European Central Bank Governing Council member and Bank of Slovenia Governor Primoz Dolenc indicated that the ECB could potentially keep interest rates unchanged at its next policy meeting, provided the situation in the Middle East does not escalate further.
Speaking at the ECB's annual forum in Sintra, Portugal, on Tuesday, Dolenc stated that a pause in rate hikes in July could be a reasonable choice if energy costs remain near current levels, the sharp volatility in commodity markets does not spread further, and no secondary effects emerge.
"If oil and gas prices remain low, I see no urgency to consider further policy tightening," he said. "Based on the data we have now, it might be appropriate to take a wait-and-see approach and decide in September."
ECB policymakers are currently examining the impact of U.S.-Iran peace talks and falling energy prices on eurozone inflation. The ECB implemented its first rate cut since 2023 in June, and markets anticipate another 25 basis point cut before the end of the year.
Some officials speaking at the Sintra forum noted that the price shock triggered by conflict is not yet over, and it remains to be seen how months of high energy costs will gradually filter through to the broader economy.
With several weeks remaining until the ECB's next policy decision and market conditions still volatile, Dolenc warned that the situation could change rapidly. He also cautioned that the geopolitical backdrop has not truly returned to calm.
"In recent days, we have seen hostilities flare up again," he pointed out. "While everyone hopes for a lasting solution, I don't think this conflict will end in the short term. Therefore, uncertainty remains at a high level."
Inflation Slowing in Eurozone's Largest Economies
Separate data shows that inflation rates have declined in eurozone countries such as Germany, France, and Italy.
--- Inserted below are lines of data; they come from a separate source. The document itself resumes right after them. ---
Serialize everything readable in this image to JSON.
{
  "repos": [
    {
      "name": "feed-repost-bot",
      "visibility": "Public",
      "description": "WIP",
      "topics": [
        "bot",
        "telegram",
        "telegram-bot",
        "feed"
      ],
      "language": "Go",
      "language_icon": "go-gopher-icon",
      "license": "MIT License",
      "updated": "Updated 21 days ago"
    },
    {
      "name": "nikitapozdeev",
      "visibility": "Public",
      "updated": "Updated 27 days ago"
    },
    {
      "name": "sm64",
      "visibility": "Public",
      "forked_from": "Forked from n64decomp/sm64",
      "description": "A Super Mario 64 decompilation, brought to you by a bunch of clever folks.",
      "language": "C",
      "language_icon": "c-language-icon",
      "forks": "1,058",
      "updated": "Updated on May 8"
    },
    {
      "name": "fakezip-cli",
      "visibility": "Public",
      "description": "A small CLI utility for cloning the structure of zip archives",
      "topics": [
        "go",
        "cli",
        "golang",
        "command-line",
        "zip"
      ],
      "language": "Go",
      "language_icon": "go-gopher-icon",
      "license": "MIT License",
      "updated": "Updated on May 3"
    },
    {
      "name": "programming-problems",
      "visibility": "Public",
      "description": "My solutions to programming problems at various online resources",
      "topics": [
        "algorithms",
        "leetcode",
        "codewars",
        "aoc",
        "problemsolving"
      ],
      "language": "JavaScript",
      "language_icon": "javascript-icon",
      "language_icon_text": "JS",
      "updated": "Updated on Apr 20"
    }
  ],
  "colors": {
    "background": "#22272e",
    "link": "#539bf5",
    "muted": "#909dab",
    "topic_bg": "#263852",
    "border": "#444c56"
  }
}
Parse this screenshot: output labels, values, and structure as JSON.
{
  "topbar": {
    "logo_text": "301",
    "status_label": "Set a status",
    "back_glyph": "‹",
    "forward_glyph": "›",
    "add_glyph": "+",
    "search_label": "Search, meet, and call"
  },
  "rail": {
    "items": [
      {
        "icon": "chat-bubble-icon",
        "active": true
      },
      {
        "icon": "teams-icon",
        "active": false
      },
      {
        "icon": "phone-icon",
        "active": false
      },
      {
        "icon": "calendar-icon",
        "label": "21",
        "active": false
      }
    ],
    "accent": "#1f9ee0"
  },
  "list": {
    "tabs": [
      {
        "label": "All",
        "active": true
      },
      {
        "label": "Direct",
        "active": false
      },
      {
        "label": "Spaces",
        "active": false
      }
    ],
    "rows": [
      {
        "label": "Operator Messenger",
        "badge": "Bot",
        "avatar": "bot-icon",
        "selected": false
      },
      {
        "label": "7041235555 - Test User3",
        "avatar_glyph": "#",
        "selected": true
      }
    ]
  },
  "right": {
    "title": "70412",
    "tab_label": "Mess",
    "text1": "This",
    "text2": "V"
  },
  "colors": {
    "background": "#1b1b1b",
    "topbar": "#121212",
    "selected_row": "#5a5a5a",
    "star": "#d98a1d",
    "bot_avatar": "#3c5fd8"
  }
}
Regarding this, Dolenc stated he would not overinterpret the latest inflation figures, which indicate a slowdown in price growth across the bloc's three largest economies.
"We still need more evidence to be confident that inflationary pressures are easing sustainably," he said. "If oil prices are significantly higher than the assumptions underlying our early June projections, it may become necessary to re-engage with policy responses."